Kids & Company Blog

Changing the World With a Fork

This blog is written by Jessica Hulse Dillon, Director of the Soil & Climate Alliance at Green America.

Did you know that your fork is the solution to the climate crisis?

In order to have a real climate solution we need to do three things:

  1. Drawdown the existing carbon in the air
  2. Stop putting more carbon into the air
  3. Simultaneously reverse the existing damage to our soil and climate while making our soils tougher, or more climate resilient (you do these two things the same ways at the same time).

Now the way we do all of this is through the superpower of plants. And the superpower of plants, which we eat and that the things we eat also eat, is that they breathe in carbon from the air to feed themselves and all of the yummy microbes and bugs living in the soil around them. Then these yummy microbes and bugs pass and nourish the plant as natural fertilizers. So that's how we draw down carbon.

When plants draw down carbon to feed themselves and the soil around them, farmers need to add less stuff to feed their soils and what is growing in them. They are generally referred to as “inputs”, which includes fertilizers, herbicides, and pesticides. Using all of these inputs ruins the whole plants feeding microbes, microbes dying and feeding the soil, soil feeding the plants cycle, which we want to maintain. Using less inputs, both artificial and natural, means we are releasing less carbon because these synthetic products create a TON of carbon in order to be produced and to be moved around so farmers can use them, and for farmers to even apply them. So now we’ve drawn down carbon, and we’ve stopped putting more carbon into the air by using less inputs which disrupt plants using their superpower. 
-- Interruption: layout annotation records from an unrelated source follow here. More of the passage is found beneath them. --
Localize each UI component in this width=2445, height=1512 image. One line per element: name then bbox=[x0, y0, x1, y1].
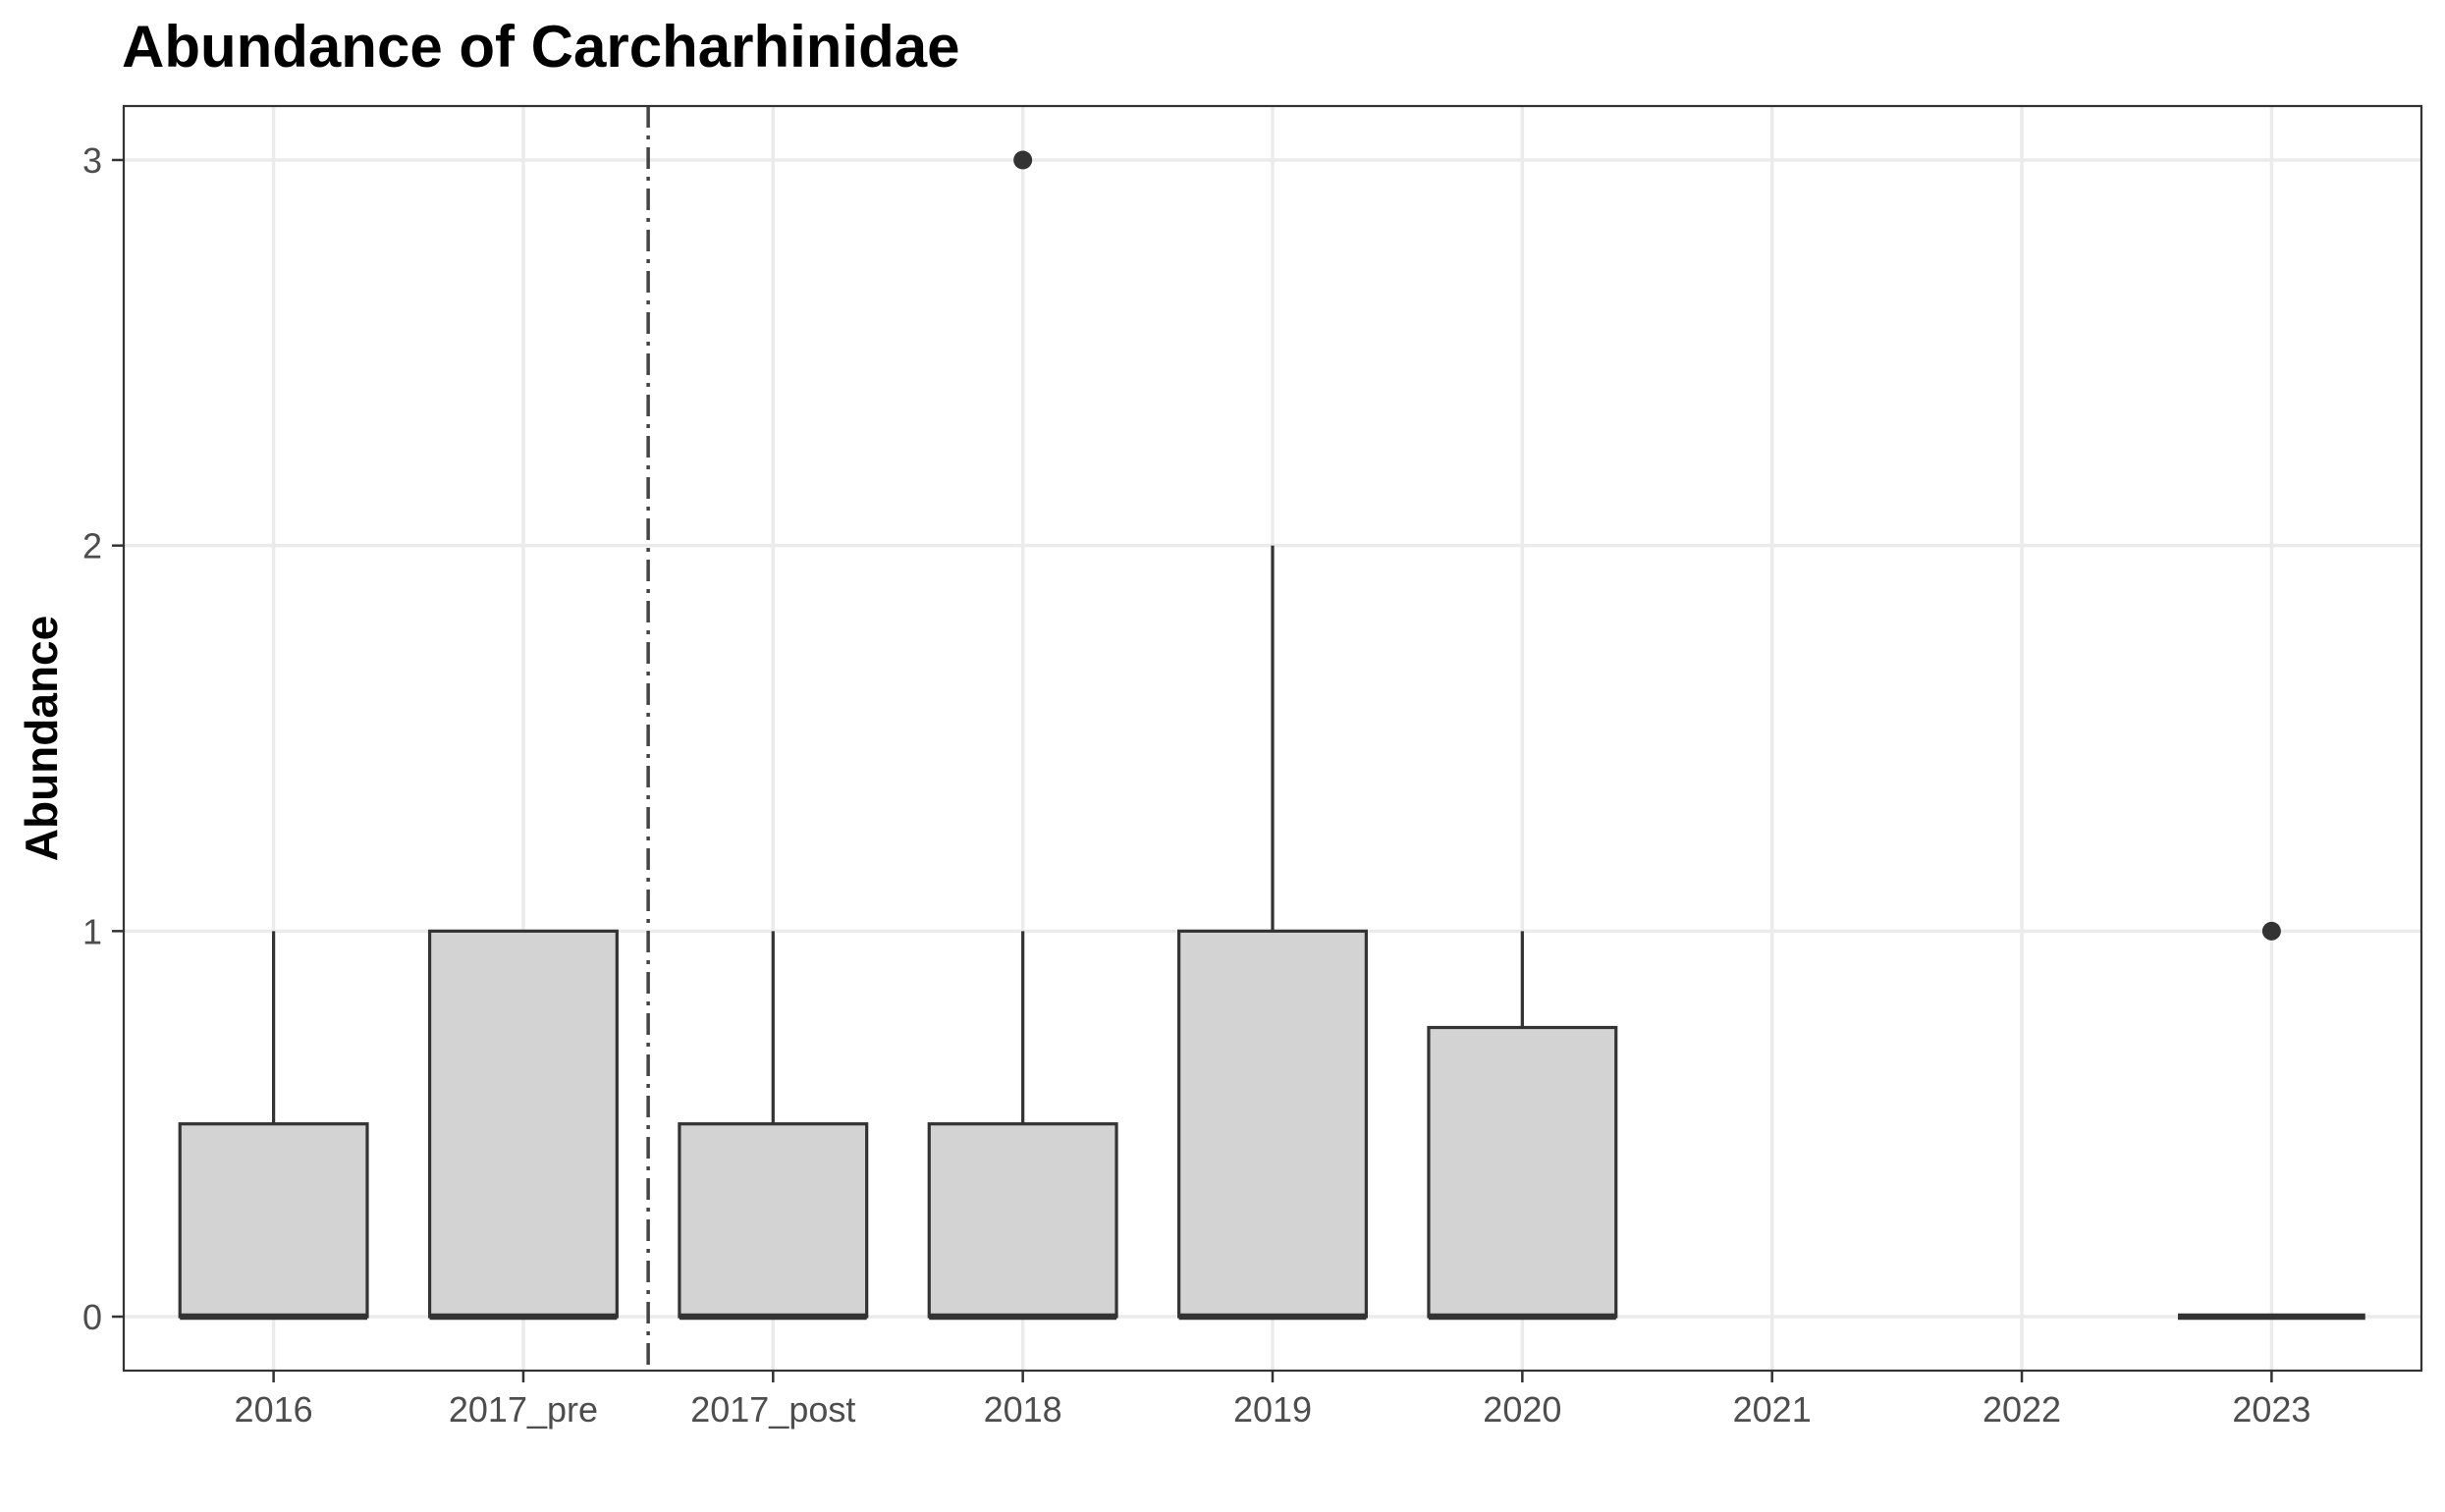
box-iqr bbox=[178, 1122, 369, 1319]
x-axis: 2016 2017_pre 2017_post 2018 2019 2020 2021 202… bbox=[235, 1371, 2310, 1430]
box-2017_pre bbox=[427, 929, 619, 1321]
box-iqr bbox=[427, 929, 619, 1319]
box-2018 bbox=[927, 150, 1118, 1321]
box-iqr bbox=[1177, 929, 1368, 1319]
x-tick-label: 2018 bbox=[984, 1389, 1062, 1430]
y-axis-label: Abundance bbox=[16, 616, 67, 861]
box-iqr bbox=[678, 1122, 869, 1319]
outlier-point bbox=[1013, 150, 1033, 170]
outlier-point bbox=[2261, 921, 2281, 941]
y-tick-label: 0 bbox=[82, 1297, 102, 1337]
x-tick-label: 2022 bbox=[1983, 1389, 2061, 1430]
boxes-group bbox=[178, 150, 2365, 1321]
x-tick-label: 2021 bbox=[1733, 1389, 1812, 1430]
x-tick-label: 2016 bbox=[235, 1389, 313, 1430]
y-tick-label: 2 bbox=[82, 526, 102, 567]
box-2020 bbox=[1427, 931, 1618, 1321]
box-2023 bbox=[2178, 921, 2365, 1321]
x-tick-label: 2017_post bbox=[690, 1389, 855, 1430]
box-2017_post bbox=[678, 931, 869, 1321]
box-2019 bbox=[1177, 545, 1368, 1321]
chart-title: Abundance of Carcharhinidae bbox=[122, 14, 959, 80]
x-tick-label: 2019 bbox=[1233, 1389, 1312, 1430]
x-tick-label: 2020 bbox=[1483, 1389, 1561, 1430]
box-iqr bbox=[927, 1122, 1118, 1319]
y-tick-label: 1 bbox=[82, 911, 102, 951]
box-iqr bbox=[1427, 1025, 1618, 1319]
box-2016 bbox=[178, 931, 369, 1321]
y-axis: 0 1 2 3 bbox=[82, 140, 124, 1337]
x-tick-label: 2023 bbox=[2232, 1389, 2310, 1430]
y-tick-label: 3 bbox=[82, 140, 102, 181]
x-tick-label: 2017_pre bbox=[449, 1389, 598, 1430]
The third step to reversing the climate crisis is to make our soil more climate resilient by making it healthier, again using the superpower of plants in this case, we are going to superpower the superpower by growing lots of different things either all at the same time or one after another, known as rotational growing. Many Indigenous tribes refer to growing different crops together as the three sisters. Indigenous Peoples around the world grow different crops together to benefit each other, and in the US, that often takes the form of growing corn, squash, and beans together because they each perform a different task. Beans grow deep roots to hold water to be released when plants need it, squash leaves provide ground cover to prevent weeds and soil erosion, and corn provides a tall structure for other plants to grow on while also shading the plants below it. What's cool about growing lots of things together is that it also provides a lot of diverse foods that humans and animals need to eat to be healthy.
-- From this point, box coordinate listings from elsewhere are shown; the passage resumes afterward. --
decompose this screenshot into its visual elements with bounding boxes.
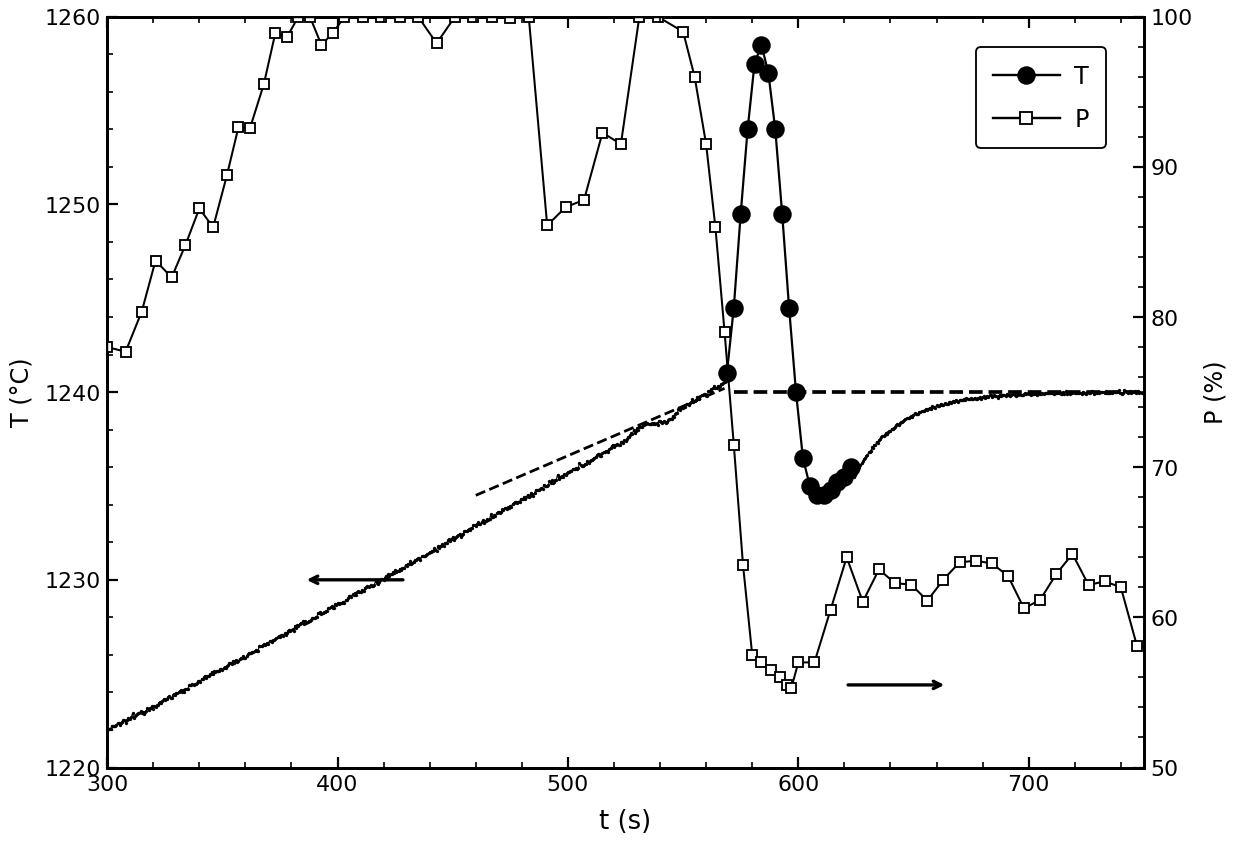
X-axis label: t (s): t (s) xyxy=(599,809,651,835)
Legend: T, P: T, P xyxy=(975,48,1105,149)
Y-axis label: T (°C): T (°C) xyxy=(9,358,33,427)
Y-axis label: P (%): P (%) xyxy=(1203,360,1227,425)
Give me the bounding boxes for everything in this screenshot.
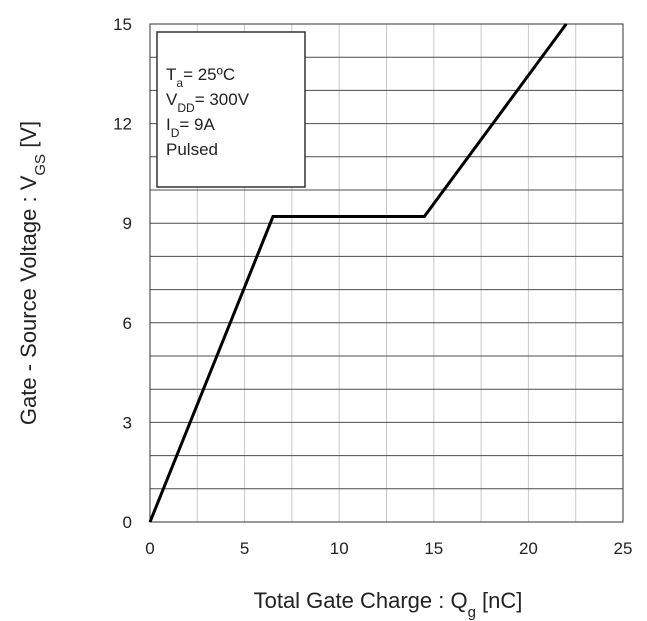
y-tick-label: 9 (123, 214, 132, 233)
gate-charge-line (148, 23, 568, 523)
y-tick-label: 6 (123, 314, 132, 333)
x-tick-label: 20 (519, 539, 538, 558)
condition-ta: Ta= 25ºC (166, 65, 235, 90)
y-axis-title: Gate - Source Voltage : VGS [V] (16, 121, 49, 425)
condition-vdd: VDD= 300V (166, 90, 250, 115)
condition-id: ID= 9A (166, 115, 216, 140)
x-tick-label: 10 (330, 539, 349, 558)
x-tick-label: 25 (614, 539, 633, 558)
y-tick-label: 15 (113, 15, 132, 34)
plot-frame (149, 23, 624, 523)
y-tick-label: 0 (123, 513, 132, 532)
x-tick-label: 0 (145, 539, 154, 558)
condition-pulsed: Pulsed (166, 140, 218, 159)
y-tick-label: 3 (123, 413, 132, 432)
x-axis-title: Total Gate Charge : Qg [nC] (254, 588, 523, 621)
x-tick-label: 15 (424, 539, 443, 558)
major-grid (150, 56, 623, 490)
x-tick-label: 5 (240, 539, 249, 558)
x-tick-labels: 0 5 10 15 20 25 (145, 539, 632, 558)
y-tick-label: 12 (113, 115, 132, 134)
series-group (148, 23, 568, 523)
conditions-box (156, 31, 306, 188)
conditions-legend: Ta= 25ºC VDD= 300V ID= 9A Pulsed (156, 31, 306, 188)
y-tick-labels: 0 3 6 9 12 15 (113, 15, 132, 532)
So this is how we reverse the climate crisis so that us, and our children, and their children, and children on the other side of the world in 100 years get to have food, and what is often referred to as regenerative agriculture.
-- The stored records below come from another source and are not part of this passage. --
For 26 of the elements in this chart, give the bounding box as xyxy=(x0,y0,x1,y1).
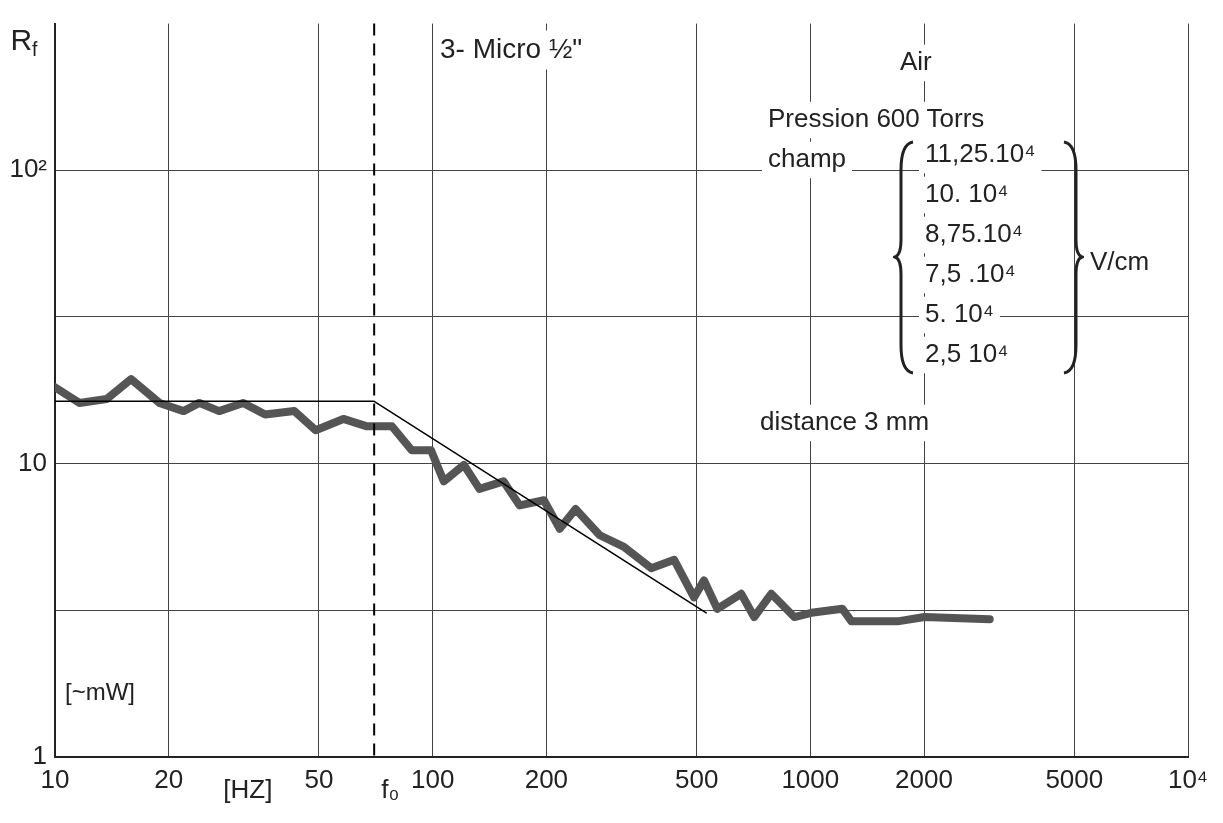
annotation: 8,75.10⁴ xyxy=(925,218,1023,249)
x-tick-label: 2000 xyxy=(895,763,953,794)
x-tick-label: 20 xyxy=(154,763,184,794)
annotation: Air xyxy=(900,46,933,77)
x-tick-label: 5000 xyxy=(1045,763,1104,794)
x-tick-label: 1000 xyxy=(781,763,840,794)
annotation: 2,5 10⁴ xyxy=(925,338,1009,369)
annotation: champ xyxy=(768,143,847,174)
y-tick-label: 10 xyxy=(18,446,47,477)
annotation: V/cm xyxy=(1090,246,1150,277)
ref-line-label: f₀ xyxy=(381,774,400,805)
x-tick-label: 200 xyxy=(524,763,569,794)
x-tick-label: 100 xyxy=(410,763,455,794)
annotation: 7,5 .10⁴ xyxy=(925,258,1016,289)
annotation: Pression 600 Torrs xyxy=(768,103,985,134)
annotation: distance 3 mm xyxy=(760,406,930,437)
x-axis-title: [HZ] xyxy=(223,774,273,805)
x-tick-label: 500 xyxy=(674,763,719,794)
y-tick-label: 10² xyxy=(9,153,48,184)
annotation: 11,25.10⁴ xyxy=(925,138,1036,169)
annotation: 5. 10⁴ xyxy=(925,298,994,329)
x-tick-label: 50 xyxy=(304,763,334,794)
x-tick-label: 10⁴ xyxy=(1167,763,1209,794)
annotation: 10. 10⁴ xyxy=(925,178,1009,209)
annotation: 3- Micro ½" xyxy=(440,32,583,64)
annotation: [~mW] xyxy=(65,677,135,705)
Another benefit of healthier soils which we are just starting to learn more about is that they can give us food that has higher nutrient density. You may have heard that food now has less of the vitamins and minerals as it did 20, 30, 50 years ago (fun fact: this decline tracks with the incline of those synthetic inputs I mentioned earlier that add carbon we don't want to the atmosphere). 

We also know that higher quality food means higher quality humans, both in terms of your day-to-day life and also in terms of preventing, or reversing diseases (sort of like how we are preventing and reversing soil and climate damage). Now what is cool about more nutrient dense foods is that you can taste it. Fruits and veggies that taste better have more nutrients, and likely come from healthier soil.

And here is where your fork, and you, comes back into this. Because getting all 960 million domestic agricultural acres to the point where they are nourishing themselves, and the soil, and the creatures traipsing around this planet is easy. All we, as consumers and parents, and people who eat food have to do is to take your forks and demand better quality food. 

And while your holding that fork you are demanding that these companies are growing what they grow, for their products to be in ways that:

  1. Allow plants to use their superpower to draw down carbon to feed themselves
  2. Reduce synthetic inputs which disrupt the natural cycles of plants, microbes, and bugs
  3. Allow multiple types of plants to grow on the same land to strengthen the soil 

Because if we as consumers demand better food with loud enough voices, then companies will have to listen and work to change not only their system but the food system as a whole to benefit our soil, our climate, our food, and all of the people along the way making this system work.